Pes Anserine Bursitis: 6 Effective Exercises for Inner Knee Pain

If you are in pain, the following six exercises can help. But please be aware:

If you do not see any improvement after treating the pes anserinus syndrome yourself, you should definitely consult a doctor for an accurate diagnosis. Manipulative (fascial) therapy, leg axis training, ultrasound, anti-inflammatory medication, shockwave therapy, and knee injections can provide additional relief. Specialists may also be able to clarify other causes of the problems.

Foam Rolling

1. Relaxation of the hamstrings

Foam rolling hamstrings for Pes anserinus Snydrome

Sit on the floor with your legs extended in front of you. Place the foam roller under your hamstrings on the affected side. Lift your butt to shift the weight to your thigh. Use your upper body to help you move back and forth, rolling the foam along the length of your hamstrings. Make sure you roll very slowly. Do this exercise as many times as you are able.

2. Relaxation of the quadriceps

Foam Roll Quadriceps for Pes anserinus syndrome

Get down on all fours. Stretch out the leg that has pain. Place the foam roller under your quad. Now roll it along the entire length of your thigh. Make sure you roll very slowly. Do this exercise as many times as you are able.

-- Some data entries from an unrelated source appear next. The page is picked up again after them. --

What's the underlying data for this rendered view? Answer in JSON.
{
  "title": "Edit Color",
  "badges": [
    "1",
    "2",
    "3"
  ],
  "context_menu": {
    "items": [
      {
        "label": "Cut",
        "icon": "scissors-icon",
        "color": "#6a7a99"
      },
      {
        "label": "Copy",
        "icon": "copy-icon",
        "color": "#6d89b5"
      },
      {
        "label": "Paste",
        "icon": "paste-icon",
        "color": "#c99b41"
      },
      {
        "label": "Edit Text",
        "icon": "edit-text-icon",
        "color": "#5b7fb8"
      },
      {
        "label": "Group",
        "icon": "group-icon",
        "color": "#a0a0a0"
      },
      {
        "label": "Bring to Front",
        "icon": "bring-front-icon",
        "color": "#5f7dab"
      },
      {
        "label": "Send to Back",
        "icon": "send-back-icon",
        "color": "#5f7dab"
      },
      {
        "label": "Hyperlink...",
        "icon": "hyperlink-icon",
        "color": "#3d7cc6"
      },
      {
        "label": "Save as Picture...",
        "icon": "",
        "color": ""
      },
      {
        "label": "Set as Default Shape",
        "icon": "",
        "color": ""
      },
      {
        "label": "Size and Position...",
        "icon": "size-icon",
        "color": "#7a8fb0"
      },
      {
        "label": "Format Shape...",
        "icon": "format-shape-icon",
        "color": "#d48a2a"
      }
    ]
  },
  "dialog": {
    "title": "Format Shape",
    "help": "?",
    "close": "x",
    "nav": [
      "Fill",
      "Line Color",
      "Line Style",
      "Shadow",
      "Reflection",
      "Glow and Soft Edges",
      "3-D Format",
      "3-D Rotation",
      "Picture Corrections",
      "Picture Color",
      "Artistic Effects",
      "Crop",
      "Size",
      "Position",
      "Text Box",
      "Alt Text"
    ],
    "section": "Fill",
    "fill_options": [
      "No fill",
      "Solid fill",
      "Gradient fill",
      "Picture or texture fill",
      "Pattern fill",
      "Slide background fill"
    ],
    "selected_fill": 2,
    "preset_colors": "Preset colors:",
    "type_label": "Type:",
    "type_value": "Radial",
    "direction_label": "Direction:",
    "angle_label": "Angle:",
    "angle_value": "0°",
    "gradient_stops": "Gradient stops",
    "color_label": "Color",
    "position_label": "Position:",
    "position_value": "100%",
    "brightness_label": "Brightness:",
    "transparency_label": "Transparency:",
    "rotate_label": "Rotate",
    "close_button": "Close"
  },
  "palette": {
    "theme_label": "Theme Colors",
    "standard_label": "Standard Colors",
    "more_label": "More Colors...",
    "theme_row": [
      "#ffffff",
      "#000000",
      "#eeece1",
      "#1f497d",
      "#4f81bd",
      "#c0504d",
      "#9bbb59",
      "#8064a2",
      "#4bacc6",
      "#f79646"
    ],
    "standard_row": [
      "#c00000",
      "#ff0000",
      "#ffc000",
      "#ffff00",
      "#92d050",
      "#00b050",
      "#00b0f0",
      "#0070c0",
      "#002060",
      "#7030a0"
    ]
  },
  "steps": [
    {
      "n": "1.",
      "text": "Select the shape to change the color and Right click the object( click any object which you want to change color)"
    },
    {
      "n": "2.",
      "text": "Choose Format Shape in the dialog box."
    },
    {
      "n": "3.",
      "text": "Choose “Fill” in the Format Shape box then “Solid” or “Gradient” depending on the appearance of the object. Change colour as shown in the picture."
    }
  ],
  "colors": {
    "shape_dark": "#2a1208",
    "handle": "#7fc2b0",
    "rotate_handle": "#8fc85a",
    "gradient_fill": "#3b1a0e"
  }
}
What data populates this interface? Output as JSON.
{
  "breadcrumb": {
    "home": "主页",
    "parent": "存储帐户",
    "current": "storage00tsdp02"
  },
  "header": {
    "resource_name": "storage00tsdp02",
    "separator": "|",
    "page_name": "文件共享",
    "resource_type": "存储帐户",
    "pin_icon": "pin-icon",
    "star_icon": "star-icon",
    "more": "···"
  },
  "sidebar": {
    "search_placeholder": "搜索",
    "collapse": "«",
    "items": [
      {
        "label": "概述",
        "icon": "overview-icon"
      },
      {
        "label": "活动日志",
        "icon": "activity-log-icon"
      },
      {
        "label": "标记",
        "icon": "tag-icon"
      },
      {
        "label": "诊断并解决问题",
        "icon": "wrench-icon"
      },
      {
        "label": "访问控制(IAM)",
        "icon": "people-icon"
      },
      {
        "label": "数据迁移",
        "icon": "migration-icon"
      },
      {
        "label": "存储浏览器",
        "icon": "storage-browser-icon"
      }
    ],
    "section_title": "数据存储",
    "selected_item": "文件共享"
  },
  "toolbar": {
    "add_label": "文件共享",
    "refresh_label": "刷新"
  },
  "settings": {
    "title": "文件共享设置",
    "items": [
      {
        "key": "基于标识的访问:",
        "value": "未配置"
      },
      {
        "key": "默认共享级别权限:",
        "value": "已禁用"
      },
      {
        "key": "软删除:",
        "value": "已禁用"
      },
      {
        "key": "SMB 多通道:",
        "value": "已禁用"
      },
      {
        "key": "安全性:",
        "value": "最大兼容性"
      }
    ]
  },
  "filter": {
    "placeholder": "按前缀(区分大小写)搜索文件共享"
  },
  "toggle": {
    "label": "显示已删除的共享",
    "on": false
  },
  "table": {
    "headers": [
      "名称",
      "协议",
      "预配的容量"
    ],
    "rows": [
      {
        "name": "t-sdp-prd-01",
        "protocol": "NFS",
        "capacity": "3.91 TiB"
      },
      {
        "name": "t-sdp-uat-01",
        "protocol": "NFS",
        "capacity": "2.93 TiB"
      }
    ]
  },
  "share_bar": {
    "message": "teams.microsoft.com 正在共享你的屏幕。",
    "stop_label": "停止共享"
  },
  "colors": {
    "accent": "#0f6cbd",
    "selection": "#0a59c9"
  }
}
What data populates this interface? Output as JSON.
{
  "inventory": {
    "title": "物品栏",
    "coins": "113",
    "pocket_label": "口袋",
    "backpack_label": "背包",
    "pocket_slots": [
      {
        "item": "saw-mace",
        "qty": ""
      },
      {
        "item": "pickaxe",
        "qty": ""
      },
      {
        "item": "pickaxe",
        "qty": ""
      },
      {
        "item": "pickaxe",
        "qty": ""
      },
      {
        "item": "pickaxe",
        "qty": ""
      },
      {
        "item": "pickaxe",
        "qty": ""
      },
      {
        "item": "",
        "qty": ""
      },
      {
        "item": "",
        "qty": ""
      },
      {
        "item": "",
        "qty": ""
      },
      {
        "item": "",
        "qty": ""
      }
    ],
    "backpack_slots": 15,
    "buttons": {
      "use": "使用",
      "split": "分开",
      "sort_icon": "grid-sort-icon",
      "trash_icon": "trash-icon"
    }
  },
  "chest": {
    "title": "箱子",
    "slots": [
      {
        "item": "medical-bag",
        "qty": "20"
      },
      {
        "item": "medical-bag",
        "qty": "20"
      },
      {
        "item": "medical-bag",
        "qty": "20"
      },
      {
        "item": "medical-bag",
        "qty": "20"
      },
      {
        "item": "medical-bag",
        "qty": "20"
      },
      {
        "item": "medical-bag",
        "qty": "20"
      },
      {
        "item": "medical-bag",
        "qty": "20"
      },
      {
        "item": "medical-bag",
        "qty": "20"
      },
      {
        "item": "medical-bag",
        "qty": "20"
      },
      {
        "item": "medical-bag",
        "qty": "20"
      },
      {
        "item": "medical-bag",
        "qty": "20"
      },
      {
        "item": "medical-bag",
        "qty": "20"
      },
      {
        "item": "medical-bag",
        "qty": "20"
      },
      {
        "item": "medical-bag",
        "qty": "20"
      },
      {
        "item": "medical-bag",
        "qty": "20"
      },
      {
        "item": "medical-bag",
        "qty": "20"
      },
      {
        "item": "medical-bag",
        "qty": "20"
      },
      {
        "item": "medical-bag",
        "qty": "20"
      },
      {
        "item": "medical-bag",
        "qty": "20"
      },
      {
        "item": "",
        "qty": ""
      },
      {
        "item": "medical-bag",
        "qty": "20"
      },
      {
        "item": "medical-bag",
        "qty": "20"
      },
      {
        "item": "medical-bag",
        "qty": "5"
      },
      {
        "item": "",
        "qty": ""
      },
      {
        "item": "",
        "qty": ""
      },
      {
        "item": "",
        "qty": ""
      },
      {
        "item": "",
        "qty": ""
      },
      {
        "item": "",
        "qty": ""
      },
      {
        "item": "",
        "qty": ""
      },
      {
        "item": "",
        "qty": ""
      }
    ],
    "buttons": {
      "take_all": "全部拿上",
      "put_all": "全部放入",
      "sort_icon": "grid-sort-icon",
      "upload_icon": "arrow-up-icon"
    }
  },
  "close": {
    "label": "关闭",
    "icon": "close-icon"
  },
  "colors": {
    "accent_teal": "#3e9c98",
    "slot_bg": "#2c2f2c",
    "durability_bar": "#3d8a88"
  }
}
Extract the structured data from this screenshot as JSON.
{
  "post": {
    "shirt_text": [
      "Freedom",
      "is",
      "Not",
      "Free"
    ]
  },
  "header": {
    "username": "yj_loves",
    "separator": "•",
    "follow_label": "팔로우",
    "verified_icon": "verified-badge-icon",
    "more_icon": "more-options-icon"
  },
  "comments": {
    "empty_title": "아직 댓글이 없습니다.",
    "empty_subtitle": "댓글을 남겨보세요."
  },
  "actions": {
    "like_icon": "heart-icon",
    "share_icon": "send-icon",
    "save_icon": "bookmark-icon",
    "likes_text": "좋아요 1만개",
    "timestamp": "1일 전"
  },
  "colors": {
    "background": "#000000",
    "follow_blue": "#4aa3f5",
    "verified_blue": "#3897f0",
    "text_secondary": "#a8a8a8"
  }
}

3. Foam Rolling Directly on the Pes Anserinus

Foam rolling the Pes anserinus directly

Get on all fours. Lift the affected knee. Position the foam roller below the pes anserinus (the inner side of the shin directly below knee). Roll back and forth very slowly.

Caution:

This exercise can hurt – do not go beyond your pain threshold. Do this exercise as many times as you are able.

Stretching

1. Stretching the hamstrings

Hamstrings stretch for Pes anserinus syndrome

Get into the hurdle stretch. Extend the leg that hurts in front of you. Bend your upper body toward your foot. Keep your back straight. You should feel the stretch in your hamstrings. Hold this stretch for 60 to 90 seconds.

2. Stretching the quads

Quadriceps stretch for the Pes anserinus syndrome

Lie on your side with the leg you want to stretch on top. Slightly bend the bottom leg to stabilize your pelvis. Grab the foot of your top leg and pull it toward your butt. You should feel the stretch in your quads (the front of your thigh). Be careful not to arch your back. Hold this stretch for 60 to 90 seconds.  

3. Cobbler’s pose

Cobbler's pose stretch for Pes anserinus syndrome

Sit in cobbler’s pose. Bend your upper body forward. For an effective stretch, push your knees down toward the floor with your elbows. You should feel the stretch in your inner thighs. Be careful not to arch your back. Hold this stretch for 60 to 90 seconds.